Other investors are also shifting to current and savings accounts as an alternative to the nation’s sluggish stock market.
The recent base rate hike is another factor behind the trend since not only second-tier savings banks but also commercial lenders have introduced various current and savings accounts guaranteeing an interest rate of over 3 percent.
The Bank of Korea (BOK) raised the base interest rate by a quarter percentage point to 1.75 percent Nov. 30. The decision came after the central bank had maintained the key rate unchanged at 1.5 percent for a year since November 2017.
Reflecting the BOK’s decision, Shinhan Bank took the lead in raising deposit interest Dec. 3. The Shinhan Sebae Dream savings account offers a 3.6 percent interest rate for customers who open their first savings account with Shinhan.
Other commercial banks — NH NongHyup, the Industrial Bank of Korea and KB Kookmin Bank — also followed the trend by introducing similar products earlier this month.
Despite the growing popularity of savings accounts, returns on relatively risky investment, such as in stocks and equity funds, have yet to hit bottom amid the nation’s sluggish economy.
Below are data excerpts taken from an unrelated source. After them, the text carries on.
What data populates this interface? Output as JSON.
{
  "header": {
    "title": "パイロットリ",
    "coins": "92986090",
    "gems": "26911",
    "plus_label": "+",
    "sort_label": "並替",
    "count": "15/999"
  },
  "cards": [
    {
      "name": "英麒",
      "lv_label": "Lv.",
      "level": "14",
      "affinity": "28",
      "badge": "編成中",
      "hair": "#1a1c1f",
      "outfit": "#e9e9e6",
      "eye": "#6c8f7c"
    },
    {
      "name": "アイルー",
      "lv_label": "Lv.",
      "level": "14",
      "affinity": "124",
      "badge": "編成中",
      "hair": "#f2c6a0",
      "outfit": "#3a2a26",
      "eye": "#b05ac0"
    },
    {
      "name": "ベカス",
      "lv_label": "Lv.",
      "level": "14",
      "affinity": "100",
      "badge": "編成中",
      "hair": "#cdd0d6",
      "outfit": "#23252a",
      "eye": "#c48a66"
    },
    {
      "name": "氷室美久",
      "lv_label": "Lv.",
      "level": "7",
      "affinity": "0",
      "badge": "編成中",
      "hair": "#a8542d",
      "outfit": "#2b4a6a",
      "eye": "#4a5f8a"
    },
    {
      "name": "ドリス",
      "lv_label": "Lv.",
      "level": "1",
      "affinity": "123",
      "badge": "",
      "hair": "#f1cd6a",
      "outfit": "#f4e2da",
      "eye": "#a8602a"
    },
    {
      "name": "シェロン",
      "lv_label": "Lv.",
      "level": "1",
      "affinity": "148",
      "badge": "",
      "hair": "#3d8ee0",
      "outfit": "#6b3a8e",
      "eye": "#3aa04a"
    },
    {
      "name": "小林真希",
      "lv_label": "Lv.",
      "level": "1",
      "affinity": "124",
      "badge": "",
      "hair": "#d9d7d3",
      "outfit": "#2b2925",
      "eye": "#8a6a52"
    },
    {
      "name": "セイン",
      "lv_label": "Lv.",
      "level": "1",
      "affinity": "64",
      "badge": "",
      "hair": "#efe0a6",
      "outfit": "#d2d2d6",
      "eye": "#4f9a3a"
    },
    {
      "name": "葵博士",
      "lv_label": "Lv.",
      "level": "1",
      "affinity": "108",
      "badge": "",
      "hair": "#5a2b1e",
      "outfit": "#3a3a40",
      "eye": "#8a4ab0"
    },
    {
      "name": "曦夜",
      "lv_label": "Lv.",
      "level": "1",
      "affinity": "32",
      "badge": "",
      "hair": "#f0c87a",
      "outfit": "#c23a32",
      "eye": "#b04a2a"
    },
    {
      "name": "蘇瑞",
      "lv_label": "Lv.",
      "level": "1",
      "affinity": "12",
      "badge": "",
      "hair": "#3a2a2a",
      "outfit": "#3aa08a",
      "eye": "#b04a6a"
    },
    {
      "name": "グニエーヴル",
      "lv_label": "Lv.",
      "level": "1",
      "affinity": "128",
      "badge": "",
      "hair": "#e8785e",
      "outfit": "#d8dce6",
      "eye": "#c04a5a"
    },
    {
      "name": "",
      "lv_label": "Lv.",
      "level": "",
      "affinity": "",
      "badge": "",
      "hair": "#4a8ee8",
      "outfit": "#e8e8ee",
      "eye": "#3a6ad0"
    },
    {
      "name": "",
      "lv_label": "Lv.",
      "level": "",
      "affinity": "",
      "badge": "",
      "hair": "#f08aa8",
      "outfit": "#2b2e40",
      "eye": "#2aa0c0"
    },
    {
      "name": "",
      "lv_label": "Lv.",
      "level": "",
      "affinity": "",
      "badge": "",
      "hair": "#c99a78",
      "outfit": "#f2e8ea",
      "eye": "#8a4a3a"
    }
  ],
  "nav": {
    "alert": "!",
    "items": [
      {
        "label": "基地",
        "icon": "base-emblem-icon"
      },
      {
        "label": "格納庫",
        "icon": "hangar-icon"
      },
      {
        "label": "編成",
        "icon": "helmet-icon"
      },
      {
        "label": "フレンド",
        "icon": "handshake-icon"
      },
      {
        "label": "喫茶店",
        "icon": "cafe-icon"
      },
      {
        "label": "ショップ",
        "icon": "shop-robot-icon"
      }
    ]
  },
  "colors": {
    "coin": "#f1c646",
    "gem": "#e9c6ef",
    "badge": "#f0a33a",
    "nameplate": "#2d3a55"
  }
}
According to fund researcher FnGuide, the average return rate of the nation’s equity funds was -16.28 percent while domestic bonds funds, which are considered to be relatively stable, marked 2.4 percent as of Dec. 5.
The return ratio of overseas equity funds was also -8.83 percent in the meantime.
Experts say the BOK isn’t likely to raise rates next year due to the nation’s sluggish economy.
“I expect the nation’s key rate will stay unchanged next year,” said Meritz Securities analyst Yoon Yeo-sam said. “External factors as well as the ongoing downturn are expected to be prolonged for a while.”
The International Monetary Fund recently downgraded Korea’s economic growth rate next year to 2.4 percent in a recent research report.